Paradise Stuffed
Ink on watercolour paper
This drawing features an extinct Australian bird local to our area of Southern Queensland - the ‘Paradise Parrot’ (Psephotus Pulcherrimus, pulcherrimus meaning ‘most beautiful’).
A local cattleman and keen naturalist, Cyril Jerrard, kept detailed records of his sightings of the bird over a number of years, until his final sighting in 1927. He also produced the only photographs of the bird, setting up his camera near the birds’ termite mound nest.
When researching this bird for another artwork, a portrait of Jerrard with his beloved Paradise Parrot, I was struck and saddened by how many birds ended up as stuffed specimens in private homes and museums around the world. Many were sold live to collectors, but lived only a few months in captivity. Unfortunately the only colour photographs of the birds are of these taxidermied specimens, and it was this sad fact that inspired the idea behind this artwork.
The Paradise Parrot’s demise was not only due to the live bird trade, but also to changes to its habitat resulting from grazing, the use of fire, a reduction in the presence of native grass seeds, and the destruction and removal of termite mounds, in which they nested, for building roads, tennis courts, floors and ovens.
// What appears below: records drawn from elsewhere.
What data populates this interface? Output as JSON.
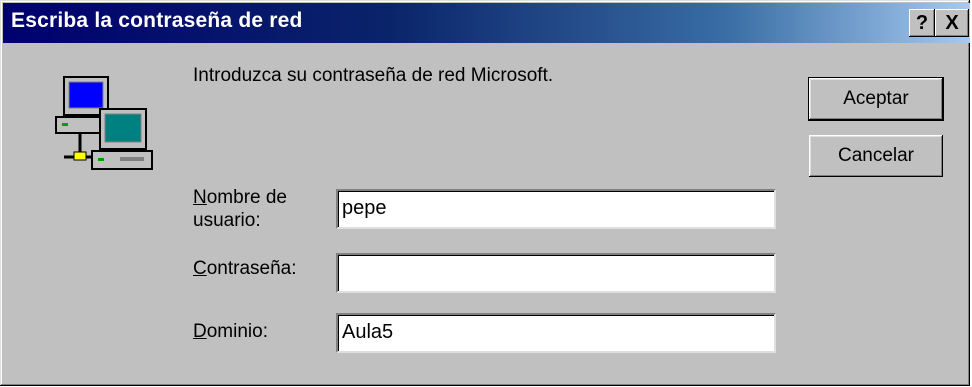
{
  "window": {
    "title": "Escriba la contraseña de red",
    "help_button": "?",
    "close_button": "X"
  },
  "dialog": {
    "prompt": "Introduzca su contraseña de red Microsoft.",
    "icon": "network-computers-icon"
  },
  "fields": {
    "username": {
      "label_first": "N",
      "label_rest": "ombre de usuario:",
      "value": "pepe"
    },
    "password": {
      "label_first": "C",
      "label_rest": "ontraseña:",
      "value": ""
    },
    "domain": {
      "label_first": "D",
      "label_rest": "ominio:",
      "value": "Aula5"
    }
  },
  "buttons": {
    "ok": "Aceptar",
    "cancel": "Cancelar"
  },
  "colors": {
    "titlebar_start": "#00006e",
    "titlebar_end": "#a6caf0",
    "face": "#c0c0c0"
  }
}
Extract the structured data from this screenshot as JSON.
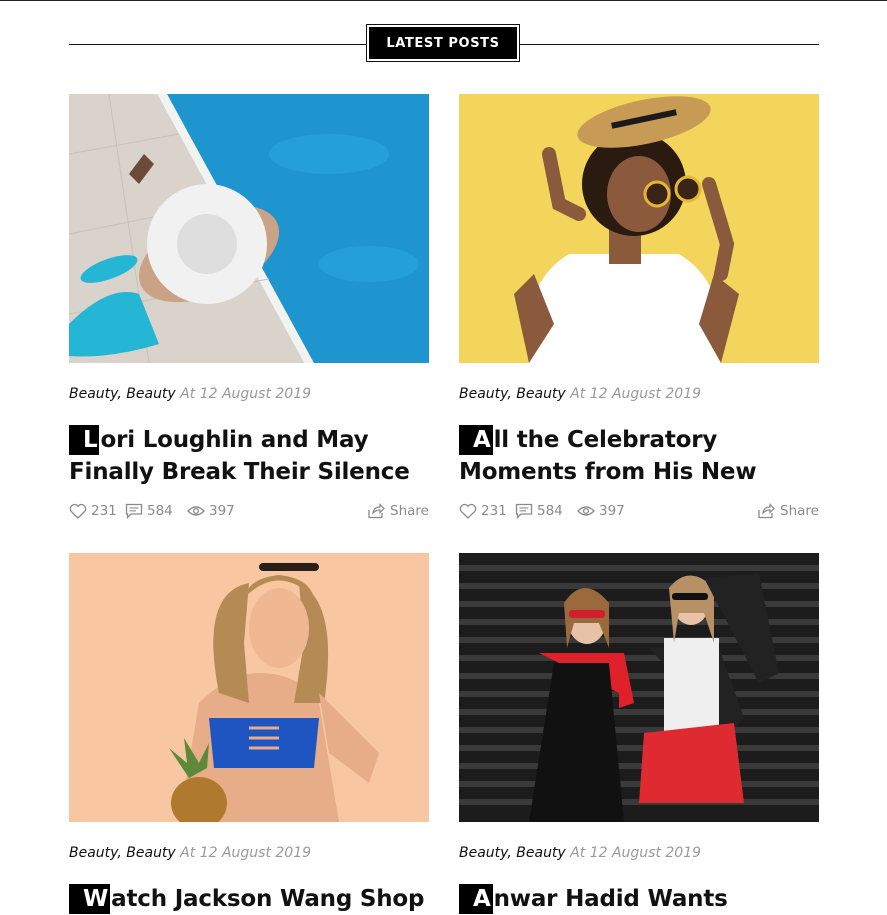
{
  "section": {
    "title": "LATEST POSTS"
  },
  "posts": [
    {
      "cat1": "Beauty",
      "sep": ",",
      "cat2": "Beauty",
      "date": "At 12 August 2019",
      "dropcap": "L",
      "title_rest": "ori Loughlin and May Finally Break Their Silence",
      "likes": "231",
      "comments": "584",
      "views": "397",
      "share": "Share"
    },
    {
      "cat1": "Beauty",
      "sep": ",",
      "cat2": "Beauty",
      "date": "At 12 August 2019",
      "dropcap": "A",
      "title_rest": "ll the Celebratory Moments from His New",
      "likes": "231",
      "comments": "584",
      "views": "397",
      "share": "Share"
    },
    {
      "cat1": "Beauty",
      "sep": ",",
      "cat2": "Beauty",
      "date": "At 12 August 2019",
      "dropcap": "W",
      "title_rest": "atch Jackson Wang Shop",
      "likes": "",
      "comments": "",
      "views": "",
      "share": ""
    },
    {
      "cat1": "Beauty",
      "sep": ",",
      "cat2": "Beauty",
      "date": "At 12 August 2019",
      "dropcap": "A",
      "title_rest": "nwar Hadid Wants",
      "likes": "",
      "comments": "",
      "views": "",
      "share": ""
    }
  ],
  "colors": {
    "accent": "#000000",
    "muted": "#8a8a8a",
    "date": "#9a9a9a"
  }
}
The tradegy of the Paradise Parrot is best described in Jerrard’s own writings:
The one undisguisable fact, however, is that the advent of the white man has spelled destruction to one of the loveliest of the native birds of this country. Directly by our avarice and thoughtlessness, and indirectly by our disturbance of the balance so nicely preserved by nature, we are undoubtedly accountable for the tragedy of this bird.